Na última semana as redes sociais foram inundadas com matérias afirmando que conduzir motocicleta utilizando capacetes com sistema de som integrado constitui infração, passível de autuação e pontos no prontuário do condutor. Rapidamente estas matérias se tornaram o centro das discussões entre motociclistas.
O assunto é complexo e merece atenção. O artigo 252, inciso VI do código de trânsito brasileiro (CTB) diz que é infração média, passível de multa, dirigir o veículo utilizando fones nos ouvidos conectados a aparelhagem sonora ou de telefone celular.
Existe um manual de interpretação do código de trânsito para fins de fiscalização, aprovado pelo Conselho Nacional de Trânsito, a fim de evitar que cada agente de trânsito interprete o fato da sua maneira ou entendimento. Nele constam os fatos geradores, mostrando ao agente como e quando deverá autuar e quando não.
O próprio manual vigente diz expressamente que “contempla os procedimentos gerais a serem observados pelas autoridades de trânsito, seus agentes e órgãos de julgamento de 1ª e 2ª instâncias. Está estruturado em fichas de fiscalização, classificadas por código de enquadramento da infração e seu respectivo desdobramento”.
Existem duas fichas para tratar do artigo 252, inciso VI. Uma específica para a tipificação “dirigir o veículo utilizando-se de fones nos ouvidos conectados a aparelhagem sonora” e outra para a “dirigir veículo utilizando-se de telefone celular”. O mesmo artigo contempla ambos os casos.
A ficha referente à utilização de fones enquanto dirige diz claramente quando o agente de trânsito deve autuar: “condutor que transita utilizando fone(s) no(s) ouvido(s), ainda que em imobilização temporária”. Ou seja, mesmo que o veículo esteja parado para desembarque de uma carga ou passageiro, o uso do fone não é permitido.
Na mesma ficha há também as situações em que o agente não deve autuar:
“1. Condutor dirigindo veículo utilizando-se de telefone celular, sem que esteja segurando ou manuseando, ainda que em imobilização temporária, utilizar enquadramento específico: 736- 62, art. 252, VI.
2. Condutor que dirige segurando telefone celular, ainda que em imobilização temporária, utilizar enquadramento específico: 763- 31, art. 252, § único.
3. Condutor dirigindo veículo manuseando o telefone celular, ainda que em imobilização temporária, utilizar enquadramento específico: 763- 32, art. 252, § único.”
Diz, também, que “a utilização de fone(s), ainda que em apenas um dos ouvidos, constitui infração deste dispositivo”. Mostra ainda que é possível o agente autuar sem abordagem.

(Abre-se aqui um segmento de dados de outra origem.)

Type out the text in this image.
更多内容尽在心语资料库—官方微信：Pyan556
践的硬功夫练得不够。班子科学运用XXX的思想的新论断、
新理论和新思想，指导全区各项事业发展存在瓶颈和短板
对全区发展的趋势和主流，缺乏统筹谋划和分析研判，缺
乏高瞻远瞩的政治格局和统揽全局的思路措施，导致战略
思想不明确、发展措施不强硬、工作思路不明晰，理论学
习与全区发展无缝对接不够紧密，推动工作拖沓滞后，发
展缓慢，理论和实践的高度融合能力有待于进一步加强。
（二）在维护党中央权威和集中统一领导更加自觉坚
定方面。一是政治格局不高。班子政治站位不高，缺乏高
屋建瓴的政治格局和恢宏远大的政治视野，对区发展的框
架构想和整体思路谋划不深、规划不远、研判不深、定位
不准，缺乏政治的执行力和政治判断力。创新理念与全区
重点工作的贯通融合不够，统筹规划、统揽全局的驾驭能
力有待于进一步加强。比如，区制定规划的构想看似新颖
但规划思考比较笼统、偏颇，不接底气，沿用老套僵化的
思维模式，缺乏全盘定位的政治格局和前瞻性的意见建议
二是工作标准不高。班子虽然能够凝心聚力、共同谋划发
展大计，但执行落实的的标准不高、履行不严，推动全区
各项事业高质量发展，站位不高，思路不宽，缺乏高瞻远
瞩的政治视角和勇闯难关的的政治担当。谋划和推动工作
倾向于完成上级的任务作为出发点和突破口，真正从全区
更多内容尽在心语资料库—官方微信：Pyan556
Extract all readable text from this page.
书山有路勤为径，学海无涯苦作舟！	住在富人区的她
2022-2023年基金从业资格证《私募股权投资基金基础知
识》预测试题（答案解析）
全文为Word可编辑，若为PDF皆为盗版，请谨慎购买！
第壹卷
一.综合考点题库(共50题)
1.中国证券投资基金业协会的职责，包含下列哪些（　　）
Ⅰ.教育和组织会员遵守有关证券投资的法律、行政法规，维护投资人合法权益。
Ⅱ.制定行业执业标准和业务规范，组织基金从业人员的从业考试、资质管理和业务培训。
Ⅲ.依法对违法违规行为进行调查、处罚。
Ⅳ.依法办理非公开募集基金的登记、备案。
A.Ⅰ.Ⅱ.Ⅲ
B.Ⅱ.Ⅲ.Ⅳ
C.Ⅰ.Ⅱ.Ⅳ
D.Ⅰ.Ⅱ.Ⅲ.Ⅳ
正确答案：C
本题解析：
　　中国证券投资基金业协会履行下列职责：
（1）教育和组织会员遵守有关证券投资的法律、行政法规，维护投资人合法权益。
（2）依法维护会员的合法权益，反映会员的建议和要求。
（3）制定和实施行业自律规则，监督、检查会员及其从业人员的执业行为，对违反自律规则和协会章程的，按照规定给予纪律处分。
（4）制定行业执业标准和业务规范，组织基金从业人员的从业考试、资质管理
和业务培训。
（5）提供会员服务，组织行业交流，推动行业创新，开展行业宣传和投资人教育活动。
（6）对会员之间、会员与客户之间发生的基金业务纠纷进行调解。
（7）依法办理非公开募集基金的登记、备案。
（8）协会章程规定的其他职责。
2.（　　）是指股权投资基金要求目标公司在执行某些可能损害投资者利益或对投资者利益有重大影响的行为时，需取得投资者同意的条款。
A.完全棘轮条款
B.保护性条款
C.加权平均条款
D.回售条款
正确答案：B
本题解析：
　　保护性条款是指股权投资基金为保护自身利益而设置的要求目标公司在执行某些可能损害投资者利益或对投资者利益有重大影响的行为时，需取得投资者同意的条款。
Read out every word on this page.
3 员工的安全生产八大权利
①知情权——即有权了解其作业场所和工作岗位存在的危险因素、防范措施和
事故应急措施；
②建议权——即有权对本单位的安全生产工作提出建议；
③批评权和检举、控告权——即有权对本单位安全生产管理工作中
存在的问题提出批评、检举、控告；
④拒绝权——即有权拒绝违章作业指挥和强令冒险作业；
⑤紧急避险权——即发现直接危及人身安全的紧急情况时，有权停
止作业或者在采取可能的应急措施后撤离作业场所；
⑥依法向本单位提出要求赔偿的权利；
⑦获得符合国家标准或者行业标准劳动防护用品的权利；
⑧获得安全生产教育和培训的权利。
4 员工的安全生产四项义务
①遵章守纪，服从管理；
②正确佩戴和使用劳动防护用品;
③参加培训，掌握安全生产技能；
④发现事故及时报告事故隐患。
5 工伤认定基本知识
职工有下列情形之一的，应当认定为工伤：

E não há informações complementares no campo específico.
Diante destes normativos, é necessário levar em consideração alguns fatos. Primeiramente o texto legal do código é claro quanto à utilização de fones nos ouvidos, que devem estar conectados a aparelhagem sonora ou de telefone celular. Logo, o uso de fones que estejam desconectados destes aparelhos não caracteriza infração de trânsito.
Em segundo lugar, considerando o texto do código de trânsito, o som instalado no capacete se equipara ao som no interior de um automóvel – que é permitido pela legislação. O capacete que possui som instalado em seu interior não poderia ser confundido com fones inseridos nos ouvidos, que alguns motociclistas usam, inserindo-os em seus ouvidos e depois vestindo o capacete por cima.
Cabe ressaltar que não se discute aqui o fator segurança. É inegável que, para efeitos práticos, o som oriundo de equipamentos instalados na estrutura do capacete se assemelhe aos fones de ouvidos, vedados pela legislação de trânsito – por não permitir que o condutor permaneça atento e ouvindo os sons, inclusive de outros veículos, de buzinas e sirenes de viaturas e de apitos dos agentes, etc. enquanto dirige.
Por mais nobre que seja a intenção, isso não permite que o poder público estenda definições que o Congresso Nacional definiu, a fim de punir condutores que estejam praticando fatos atípicos, ou seja, atos que não se amoldam aos tipificados no código de trânsito, no caso.
Desta forma, é importante que o poder público aperfeiçoe a legislação mãe, no caso o código de trânsito brasileiro, para prever, se esta for a vontade, a possibilidade de autuar condutores de motocicletas que porventura estejam utilizando capacetes que possuem sistema de som em seu interior.
Além disso, é de suma importância também a legislação não permitir que esta autuação possa ser lavrada sem haver abordagem do condutor, como prevê o manual brasileiro de fiscalização de trânsito vigente, afinal existem vários fatores que devem ser verificados antes de se lavrar o auto de infração com a devida segurança jurídica, conforme se demonstrou acima.